当时,顺天府一一查问东宫侍卫,有个姓钱的侍卫张口就「咬」刘迅,话语里牵扯到了耿保元。
「他之前还想献美给殿下,以为殿下喜欢他那外室那个味道的,示意我们有人和那外室像,让我们去悄悄劫人。」
「我没去,我怎么可能做这种事!耿保元说不定听进去了,反正他后来不见了,也许是失手了吧?」
「劫的谁?我怎么知道!反正耿保元失踪后殿下很生气,殿下根本没有那种混帐念头,全是刘迅坑人。」
当然,刘迅都否认了。
刘迅的说辞是,断没有示意劫人,耿保元是因躲赌债失踪了。
这个说法,和通判口中、邻居们的传言是对得上的。
可事实如何,单慎心里有一番判断。
劫人之事八成是有。
听说耿保元是元月初八不见的,陈米胡同事发都是暮春了,几个月过去,无从入手。
再说,至始至终,谁也不知道要劫的是谁,没有任何一家人来报官,耿家也没有来报失踪,他们衙门还能如何?
那时,圣上为了太子的事儿阴云密布,他们顺天府没弄清楚道衡、陈米胡同那一堆事儿,再牛头不对马嘴地去提「东宫一侍卫在小半年前恐试图劫人给殿下寻乐」,他单慎才是牛脑袋按了一张马嘴!
因此,这「疑似劫人又失踪」的讯息,最终没有往上头禀过。
没成想,当初压下来的,今时今日,又得翻出来。
单慎都不敢细想,等圣上听到这迟了半年的消息后,会是什么反应。
这可真是,好花没见开,烂瓜横着长!
要不然,怎么是没有六十年功底就敲不出来的钟呢?
单慎揉了揉发胀的额头,绷着一张脸,面无表情地与众人介绍了耿保元,无论是逃债跑了、还是劫人失手,全没有漏下。

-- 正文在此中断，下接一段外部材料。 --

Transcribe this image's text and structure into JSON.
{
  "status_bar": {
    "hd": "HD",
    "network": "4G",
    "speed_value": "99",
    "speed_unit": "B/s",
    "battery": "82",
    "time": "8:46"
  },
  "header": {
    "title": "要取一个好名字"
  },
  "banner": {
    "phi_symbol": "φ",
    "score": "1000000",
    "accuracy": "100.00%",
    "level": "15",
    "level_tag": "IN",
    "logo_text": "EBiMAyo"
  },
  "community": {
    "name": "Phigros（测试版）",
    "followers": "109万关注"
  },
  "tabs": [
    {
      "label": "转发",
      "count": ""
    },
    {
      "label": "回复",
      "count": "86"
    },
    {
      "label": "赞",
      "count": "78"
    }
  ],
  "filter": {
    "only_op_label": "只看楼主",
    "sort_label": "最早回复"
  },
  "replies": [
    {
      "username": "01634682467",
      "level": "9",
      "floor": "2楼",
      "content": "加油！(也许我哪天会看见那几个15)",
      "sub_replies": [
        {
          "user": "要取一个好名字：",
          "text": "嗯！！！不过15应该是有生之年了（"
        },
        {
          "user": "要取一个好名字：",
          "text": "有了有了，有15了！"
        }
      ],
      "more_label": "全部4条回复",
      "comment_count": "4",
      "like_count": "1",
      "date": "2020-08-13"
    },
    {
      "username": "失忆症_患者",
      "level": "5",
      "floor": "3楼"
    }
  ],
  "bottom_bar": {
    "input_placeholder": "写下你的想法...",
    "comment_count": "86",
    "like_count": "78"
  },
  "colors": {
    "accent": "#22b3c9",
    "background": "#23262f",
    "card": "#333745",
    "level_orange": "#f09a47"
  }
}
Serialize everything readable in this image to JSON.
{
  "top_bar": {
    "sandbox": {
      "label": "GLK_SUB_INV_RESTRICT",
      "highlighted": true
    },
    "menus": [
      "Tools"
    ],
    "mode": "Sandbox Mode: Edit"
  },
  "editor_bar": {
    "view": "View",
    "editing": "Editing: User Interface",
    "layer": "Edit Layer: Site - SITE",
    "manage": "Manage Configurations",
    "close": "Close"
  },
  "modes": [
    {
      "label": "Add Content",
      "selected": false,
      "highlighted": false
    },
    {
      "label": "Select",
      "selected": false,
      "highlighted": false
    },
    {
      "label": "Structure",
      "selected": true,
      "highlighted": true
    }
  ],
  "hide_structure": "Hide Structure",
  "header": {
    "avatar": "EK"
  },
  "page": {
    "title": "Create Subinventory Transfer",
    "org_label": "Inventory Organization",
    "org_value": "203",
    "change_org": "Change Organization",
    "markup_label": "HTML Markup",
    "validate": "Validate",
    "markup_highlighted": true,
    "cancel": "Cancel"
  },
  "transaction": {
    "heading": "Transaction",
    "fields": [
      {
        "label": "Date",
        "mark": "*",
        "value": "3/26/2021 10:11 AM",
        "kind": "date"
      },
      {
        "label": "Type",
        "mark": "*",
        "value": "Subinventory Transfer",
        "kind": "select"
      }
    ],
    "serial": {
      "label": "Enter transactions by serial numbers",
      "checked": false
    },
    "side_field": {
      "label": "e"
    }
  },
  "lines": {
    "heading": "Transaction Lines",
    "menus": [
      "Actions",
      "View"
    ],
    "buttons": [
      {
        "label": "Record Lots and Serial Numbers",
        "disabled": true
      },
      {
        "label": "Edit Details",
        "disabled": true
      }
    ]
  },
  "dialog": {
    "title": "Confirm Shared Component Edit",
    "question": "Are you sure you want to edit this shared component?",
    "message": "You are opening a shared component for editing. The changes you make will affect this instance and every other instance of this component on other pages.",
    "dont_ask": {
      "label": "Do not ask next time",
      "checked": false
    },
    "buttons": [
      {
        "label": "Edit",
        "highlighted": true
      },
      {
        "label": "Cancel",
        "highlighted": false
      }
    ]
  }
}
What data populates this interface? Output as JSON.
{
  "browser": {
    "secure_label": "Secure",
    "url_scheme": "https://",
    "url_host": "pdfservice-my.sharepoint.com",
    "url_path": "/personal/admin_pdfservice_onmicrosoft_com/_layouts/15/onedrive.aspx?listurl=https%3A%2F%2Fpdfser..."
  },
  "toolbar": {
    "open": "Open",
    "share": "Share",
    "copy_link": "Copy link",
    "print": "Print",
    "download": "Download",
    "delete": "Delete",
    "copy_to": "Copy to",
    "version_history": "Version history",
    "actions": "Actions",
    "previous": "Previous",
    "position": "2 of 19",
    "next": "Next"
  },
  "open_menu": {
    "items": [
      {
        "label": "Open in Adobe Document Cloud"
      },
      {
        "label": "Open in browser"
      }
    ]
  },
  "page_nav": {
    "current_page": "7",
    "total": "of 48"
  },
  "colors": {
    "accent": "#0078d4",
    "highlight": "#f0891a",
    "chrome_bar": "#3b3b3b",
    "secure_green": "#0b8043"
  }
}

整个屋子里,除了单慎的声音,还有那油灯芯子炸了两声响。
等单大人讲完了,就只有芯子的响动了。
「怎么了?」良久没有人开口,单慎主动问,「我火都点了,诸位却都成哑炮了?」
阮玮的老脸在昏黄油灯光下显得暮气沉沉。
手中的腰牌烫手无比,他拿着也不是,扔了也不是。
「不至于吧?」阮尚书干巴巴笑了笑,「单大人,就为了那本该结了的案子,你就拿出这么个东西来?」
口中提的是单大人,眼睛却看向大理寺卿石叡,眼中意思清清楚楚。
让你们大理寺没事找事,现在好了,找出大麻烦了。